Alors que la période est habituellement marquée par la présence de l’harmattan, plusieurs zones du pays continuent d’enregistrer des pluies inhabituelles, plongeant le monde paysan dans une certaine perplexité. Cette situation, loin d’être anodine, s’explique par des mécanismes atmosphériques bien identifiés par les services météorologiques.
Selon l’Agence nationale de la météorologie (ANAMET), ces précipitations relèvent des pluies hors saison, provoquées par une configuration atmosphérique particulière dominée par la persistance des vents du sud, appelés la mousson. Ces vents humides ralentissent, voire bloquent, la progression de l’harmattan, ce vent sec en provenance du nord.
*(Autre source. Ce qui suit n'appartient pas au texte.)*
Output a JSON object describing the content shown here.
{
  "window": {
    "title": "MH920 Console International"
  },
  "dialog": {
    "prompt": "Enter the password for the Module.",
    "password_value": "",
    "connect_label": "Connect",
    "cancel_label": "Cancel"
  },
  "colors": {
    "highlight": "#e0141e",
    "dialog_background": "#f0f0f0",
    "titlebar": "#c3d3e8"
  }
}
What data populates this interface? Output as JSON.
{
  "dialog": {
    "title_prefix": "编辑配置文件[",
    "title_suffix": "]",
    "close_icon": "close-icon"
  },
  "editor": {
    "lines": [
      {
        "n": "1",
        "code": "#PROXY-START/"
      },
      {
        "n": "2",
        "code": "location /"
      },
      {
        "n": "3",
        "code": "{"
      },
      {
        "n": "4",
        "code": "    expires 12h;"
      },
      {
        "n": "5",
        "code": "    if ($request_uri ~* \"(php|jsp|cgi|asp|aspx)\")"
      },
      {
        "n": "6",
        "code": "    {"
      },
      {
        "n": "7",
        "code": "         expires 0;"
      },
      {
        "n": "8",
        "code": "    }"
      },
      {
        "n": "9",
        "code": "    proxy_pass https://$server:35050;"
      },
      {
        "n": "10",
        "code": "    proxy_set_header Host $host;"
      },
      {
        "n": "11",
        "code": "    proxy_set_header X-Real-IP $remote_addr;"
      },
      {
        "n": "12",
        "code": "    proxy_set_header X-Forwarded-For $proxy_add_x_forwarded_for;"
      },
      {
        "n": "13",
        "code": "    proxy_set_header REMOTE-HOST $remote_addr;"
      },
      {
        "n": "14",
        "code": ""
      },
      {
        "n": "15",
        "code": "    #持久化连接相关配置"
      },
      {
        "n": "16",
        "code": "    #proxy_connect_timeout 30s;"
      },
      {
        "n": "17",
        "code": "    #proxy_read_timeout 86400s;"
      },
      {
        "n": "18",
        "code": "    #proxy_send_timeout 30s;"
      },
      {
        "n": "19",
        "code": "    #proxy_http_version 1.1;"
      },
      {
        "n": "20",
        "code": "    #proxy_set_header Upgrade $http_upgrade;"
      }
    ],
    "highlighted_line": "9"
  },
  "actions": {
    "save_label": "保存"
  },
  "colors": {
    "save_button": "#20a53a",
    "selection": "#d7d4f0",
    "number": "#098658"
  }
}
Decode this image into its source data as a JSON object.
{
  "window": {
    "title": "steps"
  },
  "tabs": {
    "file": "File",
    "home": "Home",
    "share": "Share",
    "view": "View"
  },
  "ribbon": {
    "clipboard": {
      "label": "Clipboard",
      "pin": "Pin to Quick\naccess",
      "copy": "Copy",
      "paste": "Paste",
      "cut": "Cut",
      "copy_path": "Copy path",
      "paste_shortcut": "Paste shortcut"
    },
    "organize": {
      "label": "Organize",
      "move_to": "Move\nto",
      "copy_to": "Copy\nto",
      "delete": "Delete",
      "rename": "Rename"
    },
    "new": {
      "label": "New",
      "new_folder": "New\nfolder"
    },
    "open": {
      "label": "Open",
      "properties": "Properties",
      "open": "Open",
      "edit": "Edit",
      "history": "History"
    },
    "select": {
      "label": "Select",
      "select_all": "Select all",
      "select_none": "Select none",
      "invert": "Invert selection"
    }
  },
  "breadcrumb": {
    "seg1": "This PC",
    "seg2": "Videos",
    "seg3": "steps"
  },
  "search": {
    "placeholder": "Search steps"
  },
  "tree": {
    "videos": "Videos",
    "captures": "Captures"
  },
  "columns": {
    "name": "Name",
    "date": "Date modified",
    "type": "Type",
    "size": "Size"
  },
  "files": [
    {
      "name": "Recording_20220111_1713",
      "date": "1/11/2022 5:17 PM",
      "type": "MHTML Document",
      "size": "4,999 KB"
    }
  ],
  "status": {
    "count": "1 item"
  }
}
Pour le directeur général de l’ANAMET, Dr Issaou Latifou, il ne s’agit nullement d’un phénomène anormal.
« Ce n’est pas une anomalie. Il y a toujours les vents du sud (la mousson) qui entrainent ces pluies par endroit et qui sont hors saison et qui empêchent la descente de l’harmattan, ce vent du nord », explique-t-il au micro de nos confrères de “Agridigitale”.
L’expert précise également que l’harmattan n’affecte pas uniformément l’ensemble du territoire.
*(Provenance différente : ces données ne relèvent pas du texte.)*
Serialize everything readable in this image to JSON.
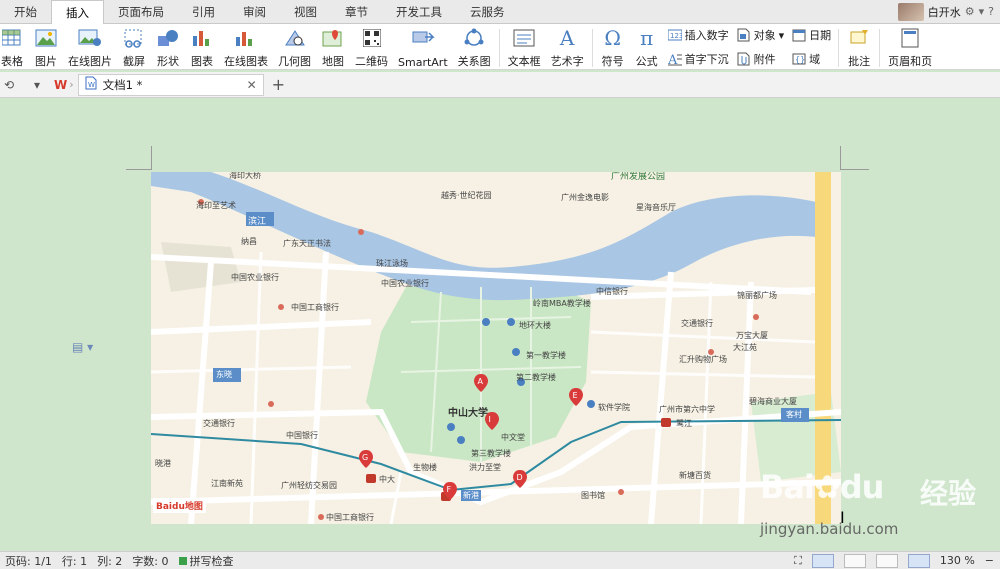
{
  "menubar": {
    "tabs": [
      "开始",
      "插入",
      "页面布局",
      "引用",
      "审阅",
      "视图",
      "章节",
      "开发工具",
      "云服务"
    ],
    "active_tab": "插入",
    "user_name": "白开水"
  },
  "ribbon": {
    "table": "表格",
    "picture": "图片",
    "online_picture": "在线图片",
    "screenshot": "截屏",
    "shapes": "形状",
    "chart": "图表",
    "online_chart": "在线图表",
    "geometry": "几何图",
    "map": "地图",
    "qrcode": "二维码",
    "smartart": "SmartArt",
    "relation": "关系图",
    "textbox": "文本框",
    "wordart": "艺术字",
    "symbol": "符号",
    "formula": "公式",
    "insert_number": "插入数字",
    "dropcap": "首字下沉",
    "object": "对象",
    "attachment": "附件",
    "date": "日期",
    "field": "域",
    "comment": "批注",
    "header_footer": "页眉和页"
  },
  "doctabs": {
    "doc_title": "文档1 *"
  },
  "map": {
    "labels": [
      "海印大桥",
      "广州发展公园",
      "滨江",
      "越秀·世纪花园",
      "广州金逸电影",
      "星海音乐厅",
      "海印至艺术",
      "纳昌",
      "广东天正书法",
      "珠江泳场",
      "中国农业银行",
      "中国工商银行",
      "中国农业银行",
      "中信银行",
      "交通银行",
      "锦丽都广场",
      "岭南MBA教学楼",
      "地环大楼",
      "第一教学楼",
      "中山大学",
      "软件学院",
      "广州市第六中学",
      "第二教学楼",
      "中文堂",
      "中国银行",
      "交通银行",
      "第三教学楼",
      "生物楼",
      "洪力至堂",
      "新港",
      "中大",
      "图书馆",
      "鹭江",
      "客村",
      "东晓",
      "晓港",
      "广州轻纺交易园",
      "中国工商银行",
      "江南新苑",
      "新塘百货",
      "汇升购物广场",
      "万宝大厦",
      "大江苑",
      "碧海商业大厦"
    ],
    "markers": [
      "A",
      "B",
      "C",
      "D",
      "E",
      "F",
      "G",
      "H",
      "I"
    ],
    "river_color": "#a9c6e4",
    "campus_color": "#c9e7c4",
    "road_color": "#ffffff",
    "major_road_color": "#f7d87a",
    "metro_color": "#2e8aa0",
    "marker_color": "#d93a3a",
    "logo_text": "Baidu地图"
  },
  "statusbar": {
    "pages": "页码: 1/1",
    "row": "行: 1",
    "col": "列: 2",
    "wordcount": "字数: 0",
    "spellcheck": "拼写检查",
    "zoom": "130 %"
  },
  "watermark": {
    "brand": "Bai",
    "paw": "du",
    "jingyan": "经验",
    "url": "jingyan.baidu.com"
  }
}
« L’harmattan n’est que dans la région des savanes et une partie de la région de la Kara. Comme d’habitude, cette année également les régions des plateaux et de la région maritime n’ont pas encore ce vent. Donc c’est cette situation qui fait qu’on enregistre les pluies depuis décembre et qui continue actuellement », souligne Dr Issaou.
D’après les spécialistes, les interactions entre vents dominants, pressions atmosphériques et températures océaniques peuvent varier d’une année à une autre, rendant certains phénomènes difficiles à anticiper. Toutefois, les analyses actuelles ne sont guère optimistes quant à une installation durable de l’harmattan dans les régions méridionales.
« Même si ça doit venir, ce sera une journée et le front inter tropical remonte. Parce que c’est des phénomènes naturels qui ne sont pas prévisibles. Mais avec les analyses que nous avions pu faire, il serait difficile que l’harmattan atteigne cette année les régions des plateaux et maritimes », conclut le directeur général de l’ANAMET.